Politicians deemed to violate decorum in parliament may be fined up to a year’s salary and may be expelled for as many as 60 days, according to a bill filed by Orban’s ruling party. Debate started at 11 p.m. on Wednesday and showed no signs of ending 14 hours later.

“You all want to have a parliament without opposition,” Laszlo Varju, an opposition lawmaker, said on Thursday morning. “You are killing Hungary’s democracy.”

Orban returned to power in 2010 with a supermajority, which he’s used to railroad the opposition, including by rewriting the constitution to create what he calls an “illiberal democracy” with few checks on executive power. The European Union is conducting a probe on suspected rule-of-law violations in the country, while the European Parliament’s biggest political group is weighing expelling Orban’s Fidesz party for similar reasons.

Commotion in Parliament

With government-allied media outlets increasingly drowning out critical voices, the opposition is resorting to novel ways of confronting the premier. A lawmaker last month put a billboard reading “He’s got to lie because he’s stolen too much” below the lectern where Orban spoke. Another blew on a whistle in front of Orban in December.

The bill is expected to be easily approved after Orban kept his parliamentary dominance in three straight elections. The government says the changes aren’t meant to curtail rights and merely respond to indecent language and behavior among its opponents.

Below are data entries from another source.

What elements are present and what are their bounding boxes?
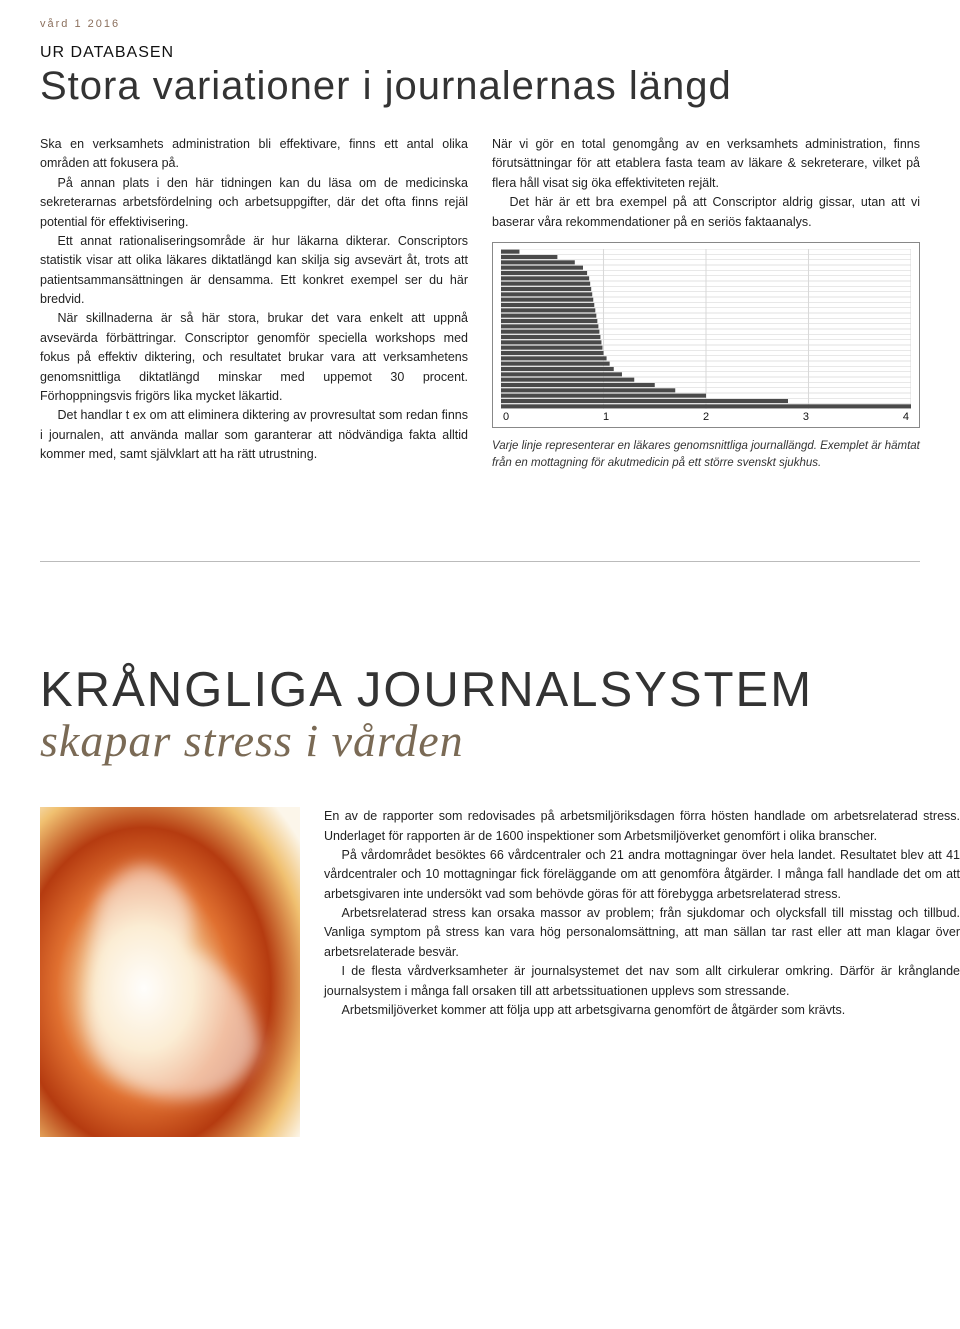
chart-caption: Varje linje representerar en läkares gen… — [492, 438, 920, 471]
section-divider — [40, 561, 920, 562]
body-paragraph: När vi gör en total genomgång av en verk… — [492, 135, 920, 193]
chart-x-tick: 2 — [703, 411, 709, 423]
article-2: KRÅNGLIGA JOURNALSYSTEM skapar stress i … — [0, 662, 960, 1137]
issue-label: vård 1 2016 — [40, 0, 920, 44]
article-1: UR DATABASEN Stora variationer i journal… — [40, 44, 920, 471]
article-2-image — [40, 807, 300, 1137]
chart-x-tick: 4 — [903, 411, 909, 423]
article-2-title-line-2: skapar stress i vården — [40, 714, 960, 767]
article-1-left-column: Ska en verksamhets administration bli ef… — [40, 135, 468, 471]
body-paragraph: Ska en verksamhets administration bli ef… — [40, 135, 468, 174]
article-2-title-line-1: KRÅNGLIGA JOURNALSYSTEM — [40, 662, 960, 718]
body-paragraph: Det här är ett bra exempel på att Conscr… — [492, 193, 920, 232]
journal-length-chart: 0 1 2 3 4 — [492, 242, 920, 428]
chart-x-tick: 3 — [803, 411, 809, 423]
article-1-right-column: När vi gör en total genomgång av en verk… — [492, 135, 920, 471]
body-paragraph: Ett annat rationaliseringsområde är hur … — [40, 232, 468, 310]
body-paragraph: Arbetsrelaterad stress kan orsaka massor… — [324, 904, 960, 962]
article-2-body-text: En av de rapporter som redovisades på ar… — [324, 807, 960, 1020]
body-paragraph: När skillnaderna är så här stora, brukar… — [40, 309, 468, 406]
chart-x-tick: 1 — [603, 411, 609, 423]
body-paragraph: I de flesta vårdverksamheter är journals… — [324, 962, 960, 1001]
chart-x-tick: 0 — [503, 411, 509, 423]
body-paragraph: På annan plats i den här tidningen kan d… — [40, 174, 468, 232]
body-paragraph: Arbetsmiljöverket kommer att följa upp a… — [324, 1001, 960, 1020]
body-paragraph: På vårdområdet besöktes 66 vårdcentraler… — [324, 846, 960, 904]
body-paragraph: Det handlar t ex om att eliminera dikter… — [40, 406, 468, 464]
article-1-title: Stora variationer i journalernas längd — [40, 64, 920, 109]
body-paragraph: En av de rapporter som redovisades på ar… — [324, 807, 960, 846]
article-1-overline: UR DATABASEN — [40, 44, 920, 62]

“The rights of the opposition aren’t changing fundamentally” Judit Bertalan Czunyine, a ruling-party lawmaker, said during the debate. “The question is what’s it going to cost you to cause this commotion in parliament.”

Besides the opposition, the press has also been a target of legislation. Recently passed rules restrict the movement of journalists to prevent them from pursuing lawmakers with their questions in the halls of the neo-Gothic parliament building.